An AP course, nonetheless, is not like a college course. The goal of certain Cold War-era education reformers was to design the AP program to provide a “teacher-proof curriculum.” Under the leadership of David Coleman, the architect of the Common Core, the College Board is achieving this goal.

As a college professor, I write my own syllabi, articulate my own learning objectives, choose what to emphasize in any given semester, select reading materials and craft exams that cannot easily be graded on a rubric. Likewise, students have the freedom to choose their own courses and expect to have opportunities to do independent research in their courses.

The AP program, on the contrary, requires teachers and students to follow a strict regimen that culminates in an online exam that can be as short as 50 minutes long. Course descriptions tell teachers and students what to do virtually every day of the school year leading to the exam.

Ten years ago, AP teachers were given a course description with a brief curriculum outline and sample exams to study. They were given a fair amount of autonomy that replicated the academic freedom of a college professor. That is no longer the case.

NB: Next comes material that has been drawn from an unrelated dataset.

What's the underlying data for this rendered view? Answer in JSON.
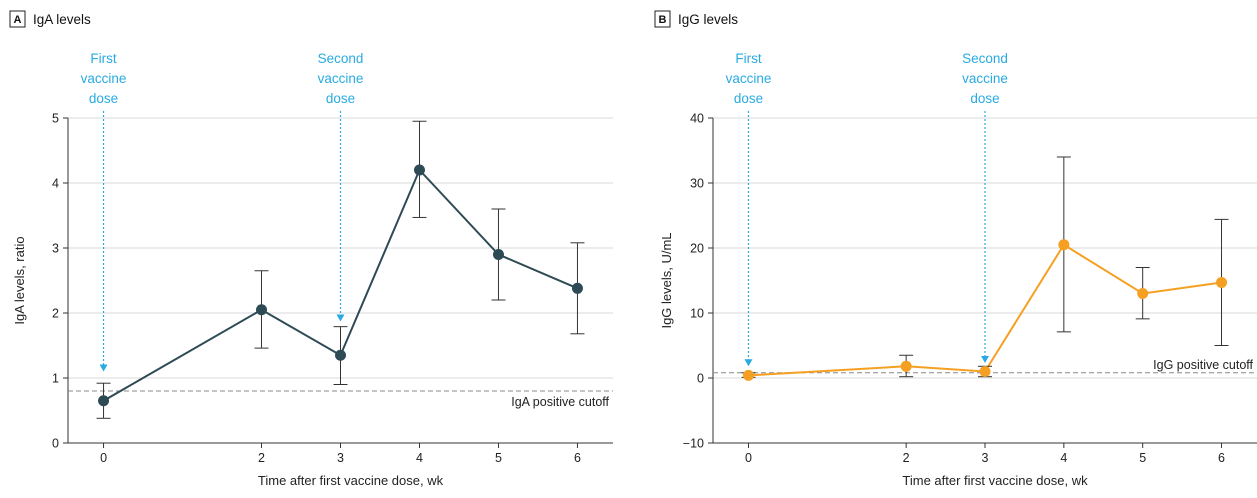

I have read the 180-page AP U.S. Government and Politics course and exam description. The document identifies material that high school students should learn; the problem is that the methods and content are all geared toward high school students, not college-level coursework.

The course description states, “The AP Program unequivocally supports the principle that each school implements its own curriculum.” In order for a school to designate a class as AP, however, it must pass an AP course audit. Though teachers may choose their own college-level textbook, this freedom is belied by a demand that the syllabus include all of the required content in the course description.

The first class of the year is on ideals of democracy. The page for that class identifies a suggested skill, an enduring objective, essential knowledge and a link to an analytical reading activity, designed by high school teachers, with passages and assignments about the Declaration of Independence. The College Board also supplies personal progress checks, online tests that replicate the kinds of questions that will be on an AP exam.

Students can learn content and skills in an AP class, but it is not equivalent to a lecture or a seminar with a college professor. An AP class is a generic curriculum taught by high school teachers, offered in a high school or online, taken with other high school students, where the goal is to do well on a standardized test.

In the spring of 2018, eight private schools around Washington, D.C., announced that they were no longer offering AP courses. “The truth is that college courses, which demand critical thinking and rigorous analysis, look nothing like AP courses,” they said. Instead, they will develop courses that allow for “authentic engagement with the world” and respect students’ intellectual interests.

Educators and policy makers should take note. If high schools want to give students a taste of college, then they should ignore AP courses and create courses that respect the judgment of teachers and students alike.